Handling Finance AGPs that re-allocate or re-balance the AA treasury

There was an interesting question raised by @lkngtn here about how to handle AGPs that re-allocate or re-balance assets in the AA treasury. Although perhaps not applicable to the AGP idea proposed by the OP on that thread, since in my opinion his proposal could be handled without a Finance track AGP, other AGPs in the future might not share similar circumstances.

In the OP’s proposal linked above, the AA itself is proposing the portfolio re-allocation. Since the AA has the power and the explicit responsibility for treasury management without having to go through the AGP process for each decision, they can already make these decisions without an AGP. But what if someone outside of the AA is proposing the re-allocation, and they cannot convince the AA to make the re-allocation outside of the AGP process and so must pass an AGP to “force” the AA to do it?

The simple way I would interpret this is that a portfolio re-allocation has no net impact on the budget, because presumably the Finance AGP in question would have the AA exchange one asset for another of equal value. However this presumption isn’t always true, and this is where things can get complicated. There are questions that could be raised about whether the asset being exchanged for actually is equal in value to the original asset, whether it is equally liquid, etc.

The OP’s AGP, if it were actually presented as a Finance track AGP, presents just such a complicated case because there are good reasons to argue (some of which have been mentioned already on the OP’s thread) that the asset being exchanged for (ANJ) is not actually equal in value to the original asset (ANT). Even if the initial exchange rate is 1 ANT = 1 ANJ, the same is not true in reverse, and there are risks to holding activated ANJ that ANT does not have, the liquidity of the ANJ market will be different than that for ANT, ANJ carries different technology and adoption risks than ANT, etc.

First there is the challenge of valuing the ANJ at the time the Finance track AGP approving the exchange is processed. If this proposal were passed in ANV-5, the AA or a third party assessor would have a difficult time assigning a fair market value to a token that does not exist yet, that serves a market that barely exists, in a world with few if any precedents for this type of product.

Second there is the challenge of valuing ANJ once the curve is live and there is an active market. This will probably be much easier than the pre-launch valuation but still is not entirely straightforward due to the factors mentioned above (liquidity, technology risks, etc). Once the next Finance track AGP is passed in ANV-6 or beyond, the AA will have to assign a fair market value to their ANJ holdings in order to calculate the budget. Then the ANJ would be added to the total market value of the treasury converted to DAI and the budget would be calculated accordingly as usual.

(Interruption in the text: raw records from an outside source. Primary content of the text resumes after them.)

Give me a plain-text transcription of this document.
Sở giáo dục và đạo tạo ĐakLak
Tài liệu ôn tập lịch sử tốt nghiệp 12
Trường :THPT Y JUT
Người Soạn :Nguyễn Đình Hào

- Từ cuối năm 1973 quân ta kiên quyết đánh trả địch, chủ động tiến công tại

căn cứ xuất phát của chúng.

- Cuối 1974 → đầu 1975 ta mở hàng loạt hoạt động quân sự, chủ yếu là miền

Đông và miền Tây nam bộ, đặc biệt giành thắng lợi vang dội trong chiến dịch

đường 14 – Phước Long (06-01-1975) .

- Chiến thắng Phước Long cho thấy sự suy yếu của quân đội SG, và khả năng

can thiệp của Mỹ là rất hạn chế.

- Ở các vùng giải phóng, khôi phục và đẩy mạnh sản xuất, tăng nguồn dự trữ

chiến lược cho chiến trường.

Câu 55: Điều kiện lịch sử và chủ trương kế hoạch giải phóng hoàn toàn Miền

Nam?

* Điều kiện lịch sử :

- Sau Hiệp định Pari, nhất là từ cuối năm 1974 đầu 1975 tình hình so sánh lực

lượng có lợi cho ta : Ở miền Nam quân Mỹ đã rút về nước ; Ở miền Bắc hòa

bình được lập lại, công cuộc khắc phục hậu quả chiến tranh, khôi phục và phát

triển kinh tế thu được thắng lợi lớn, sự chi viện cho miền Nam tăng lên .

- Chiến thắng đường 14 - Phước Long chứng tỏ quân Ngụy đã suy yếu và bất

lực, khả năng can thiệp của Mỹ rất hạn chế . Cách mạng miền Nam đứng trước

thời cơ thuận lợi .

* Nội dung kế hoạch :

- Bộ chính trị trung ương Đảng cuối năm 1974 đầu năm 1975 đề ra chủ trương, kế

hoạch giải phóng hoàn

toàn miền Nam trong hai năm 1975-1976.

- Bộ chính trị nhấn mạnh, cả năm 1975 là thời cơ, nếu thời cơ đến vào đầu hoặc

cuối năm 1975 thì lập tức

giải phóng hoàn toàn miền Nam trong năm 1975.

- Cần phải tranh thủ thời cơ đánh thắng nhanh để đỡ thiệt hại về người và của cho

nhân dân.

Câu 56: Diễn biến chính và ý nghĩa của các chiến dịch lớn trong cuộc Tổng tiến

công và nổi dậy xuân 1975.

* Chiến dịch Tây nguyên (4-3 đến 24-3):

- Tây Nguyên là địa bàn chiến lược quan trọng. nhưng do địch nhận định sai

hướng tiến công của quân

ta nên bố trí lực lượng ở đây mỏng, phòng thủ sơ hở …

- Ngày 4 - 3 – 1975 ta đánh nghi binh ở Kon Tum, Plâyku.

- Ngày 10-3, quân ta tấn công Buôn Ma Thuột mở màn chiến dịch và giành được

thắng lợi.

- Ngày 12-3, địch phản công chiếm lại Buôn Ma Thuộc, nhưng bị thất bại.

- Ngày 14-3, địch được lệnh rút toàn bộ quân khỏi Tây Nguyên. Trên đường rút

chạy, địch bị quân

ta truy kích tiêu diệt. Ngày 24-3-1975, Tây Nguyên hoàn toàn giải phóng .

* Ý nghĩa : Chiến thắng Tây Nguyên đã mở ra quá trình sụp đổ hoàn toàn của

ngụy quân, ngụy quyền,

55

Of course, the ANJ proposal is just used as an example here. You can substitute “ANT” and “ANJ” for any possible pairing or combination of assets being exchanged in a hypothetical portfolio re-balancing or re-allocation AGP. The question then becomes, is this kind of execution “good enough” to stay within the spirit of AGP-103? Or should we create another AGP specifically to handle portfolio allocation decisions by ANT holders? Personally, I think it’s good enough. It doesn’t perfectly handle some edge cases like the ANJ example above, but then I don’t think we can possibly cover every edge case with an AGP anyways other than to give the AA some flexibility, as they already do have, to handle edge cases ad hoc and in the best way they can at the time.

2 Likes

Thinking about this more, as well as seeing some additional discussion about how this would be interpreted for other “investment” type of proposals.

I think there definitely needs to be additional thought and structure placed into risk assessments and valuation associated with any sort of investment or portfolio re-allocation. Without that, my feeling is that these types of proposals cannot be excluded from the budget constraint, as the budget constraint itself is intended at least in part to mitigate the risk of any specific capital allocation decision.

In the case of the ANJ proposal specifically, if the AA doesn’t feel like this decision falls under their existing discretionary treasury management authority and would seek explicit approval from ANT holders, then it feels like the finance track rather than an association or proclamation track is most appropriate imo.

I agree! Whether the original ANT → ANJ conversion were executed outside of the AGP process or with a Finance track AGP, eventually we would have to figure out some way to value the ANJ position and calculate it into the treasury value and associated budget. If we value the ANJ at “0” - because it’s completely illiquid, for example - or count the ANT allocated as a liability since we know it will be deducted in the near future, then the effect would be a reduction in the treasury value by 1 million ANT (or whatever amount is converted), which would obviously impact the available budget. I suggested as much in my post on the other thread:

Unless we count the ANT allocated in this proposal as a liability - in which case it would deduct exactly that much from the treasury balance at the moment the proposal is approved…


Fair enough. In that case, I would treat it as a liability and immediately deduct the full ANT value from the treasury, and only add the ANJ value back in once the AA actually holds the ANJ and it can be given a fair market value.